Ducey’s staff and supporters say the budget passed last week is a big win for education in Arizona. It includes a 1 percent pay raise for teachers each of the next two years, and about $38 million for performance-based funding for schools with high test scores.

β€œWe see it as a step in the right direction,” Ducey spokesman Daniel Scarpinato told me. β€œIt’s not the end of the road. He’d like to see more money go to teachers’ salaries.”

Eileen Sigmund, director of the Arizona Charter School Association, which is largely allied with Republicans, emerged content from the session, especially with the performance-funding money.

β€œOur charter schools were created to improve school achievement and provide choice,” she said Tuesday. The budget β€œdelivers and supports the schools that create the best outcomes for kids.”

They were on the winning side. Their implication was that the right ideas won. And they have a right to that point of view.

But it was also a simple question of might winning. In Arizona, the might is on the right. So in the end, teachers and schools got ... something, not a lot.

A bit of cross-party negotiation occurred before this seemingly inevitable conclusion was reached. Much of it was over the plan for the universities to float $1 billion worth of bonds in order to pay for deferred maintenance and new research facilities.

The Democrats went to the governor and said they would support his university plan, which at the time lacked Republican votes, if he would support a 4 percent raise for teachers and a resumption of two years of eligibility, instead of one, for the Temporary Assistance for Needy Families program.

β€œWe had an opportunity to give teachers a 4 percent raise,” Joe Thomas, president of the Arizona Education Association, said. β€œInstead of that, the governor decided he wanted to fund some pet projects and work backroom deals to get his budget passed.”

The governor’s side would say that isn’t true. The Democrats came in with unrealistic demands and wouldn’t budge, so the governor simply went a different route and dealt with Republicans to get the deals done and the budget passed.

But the Democrats said, in the end, they are Democrats. They’re a minority. They don’t have real leverage or even a hand to overplay.

β€œWe don’t have a hand. We’re the minority,” said Sen. Steve Farley, the Tucson Democrat who is assistant minority leader. β€œRepublicans have the overwhelming majority and all the levers of power.”

The assistant minority leader in the House, Tucson Democratic Rep. Randy Friese, put it this way: β€œHe chose to make small deals on pet projects with Republicans to get them on board, rather than have the Democratic caucus play a role.”

So, instead of forcing through bigger raises to appease Democrats, Ducey went to individual Republicans who were holding out their votes on the university bonding bill.
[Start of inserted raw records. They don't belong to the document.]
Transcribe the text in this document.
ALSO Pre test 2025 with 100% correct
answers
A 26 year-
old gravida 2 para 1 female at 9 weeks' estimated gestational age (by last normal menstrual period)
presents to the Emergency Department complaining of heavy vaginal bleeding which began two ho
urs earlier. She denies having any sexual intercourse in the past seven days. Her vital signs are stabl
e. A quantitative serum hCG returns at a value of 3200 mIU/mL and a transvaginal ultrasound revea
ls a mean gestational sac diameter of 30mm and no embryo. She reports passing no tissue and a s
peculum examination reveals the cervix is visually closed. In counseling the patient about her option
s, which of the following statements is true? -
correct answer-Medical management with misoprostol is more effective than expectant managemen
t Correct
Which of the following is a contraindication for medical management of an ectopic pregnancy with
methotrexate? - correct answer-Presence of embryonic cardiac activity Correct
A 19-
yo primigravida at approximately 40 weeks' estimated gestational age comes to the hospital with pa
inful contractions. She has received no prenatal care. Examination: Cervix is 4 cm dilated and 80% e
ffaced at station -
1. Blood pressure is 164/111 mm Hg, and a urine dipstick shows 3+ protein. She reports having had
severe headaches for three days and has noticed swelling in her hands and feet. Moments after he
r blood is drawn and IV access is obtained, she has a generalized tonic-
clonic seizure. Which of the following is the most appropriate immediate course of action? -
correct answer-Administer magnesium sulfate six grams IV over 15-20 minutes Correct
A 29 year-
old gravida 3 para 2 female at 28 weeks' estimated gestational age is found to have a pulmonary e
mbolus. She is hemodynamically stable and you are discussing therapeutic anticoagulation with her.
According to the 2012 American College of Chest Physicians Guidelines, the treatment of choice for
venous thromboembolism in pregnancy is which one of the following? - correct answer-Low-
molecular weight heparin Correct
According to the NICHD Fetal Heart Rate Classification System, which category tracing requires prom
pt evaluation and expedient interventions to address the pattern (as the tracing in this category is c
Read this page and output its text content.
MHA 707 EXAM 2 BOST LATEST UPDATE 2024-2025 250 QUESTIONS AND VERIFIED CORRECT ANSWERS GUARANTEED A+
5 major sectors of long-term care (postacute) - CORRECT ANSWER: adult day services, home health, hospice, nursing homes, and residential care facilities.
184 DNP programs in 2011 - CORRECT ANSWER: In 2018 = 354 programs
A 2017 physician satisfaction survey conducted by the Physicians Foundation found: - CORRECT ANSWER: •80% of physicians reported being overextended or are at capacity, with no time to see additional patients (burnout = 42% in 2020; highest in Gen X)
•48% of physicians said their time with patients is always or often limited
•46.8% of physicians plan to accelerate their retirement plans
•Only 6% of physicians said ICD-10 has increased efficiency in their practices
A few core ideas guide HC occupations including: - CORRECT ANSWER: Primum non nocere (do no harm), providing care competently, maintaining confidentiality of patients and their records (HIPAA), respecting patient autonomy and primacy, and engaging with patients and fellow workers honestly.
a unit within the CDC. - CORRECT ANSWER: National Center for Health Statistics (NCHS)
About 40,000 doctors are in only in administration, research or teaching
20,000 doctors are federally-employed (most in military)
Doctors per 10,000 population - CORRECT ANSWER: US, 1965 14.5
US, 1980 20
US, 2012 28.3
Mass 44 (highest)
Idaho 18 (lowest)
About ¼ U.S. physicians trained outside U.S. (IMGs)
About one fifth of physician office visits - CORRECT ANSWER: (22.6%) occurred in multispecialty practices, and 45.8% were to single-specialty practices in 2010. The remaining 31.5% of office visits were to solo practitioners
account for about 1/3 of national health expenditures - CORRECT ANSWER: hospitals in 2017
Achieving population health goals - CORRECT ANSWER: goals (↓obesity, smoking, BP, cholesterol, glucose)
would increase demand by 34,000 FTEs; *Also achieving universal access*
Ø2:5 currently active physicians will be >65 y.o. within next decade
Among the concessions they got were:

  • A $12 million income-tax cut in the form of an increase in personal tax exemptions.
  • A change in the law covering municipal sales-tax elections, meaning they will no longer be allowed in odd-numbered years.
  • A couple million more going to the so-called β€œfreedom schools” at the University of Arizona and ASU.

You may recall these are institutes at each school founded by wealthy conservatives to promote free-market and supply-side ideas, which also received special multimillion-dollar appropriations last year. So, instead of bigger raises for teachers demanded by Democrats in negotiations, we got those items demanded by certain Republicans. Not a great trade-off.

Dan Hunting, a senior policy analyst at ASU’s Morrison Institute, wrote a report that came out this month on Arizona’s teacher problem. He told me nothing the Legislature did this year is likely to make a big difference in terms of teacher recruitment and retention.

Even SB 1062, which eased certification requirements for people with expertise in a given field, is likely to bring into teaching many people who don’t end up staying, he said.

β€œA bunch of research has been done on alternate certifications,” he said. β€œYou get a few people to go into the classroom and give it a try. They don’t stay around. They leave the classroom at a much higher rate.”

As to the raises, he said, β€œA 1 percent pay raise just means you aren’t falling behind as fast as you were.”

β€œEven if we had a 4 percent raise, which is what Dems wanted, it would take a lot of 4 percent raises to get us up to the national average.”

And pay is only one of several reasons teachers flee. Workload is another that could be addressed by increased funding.

But in the end, the party divide persisted in Phoenix, and the gains made by teachers and public schools were marginal.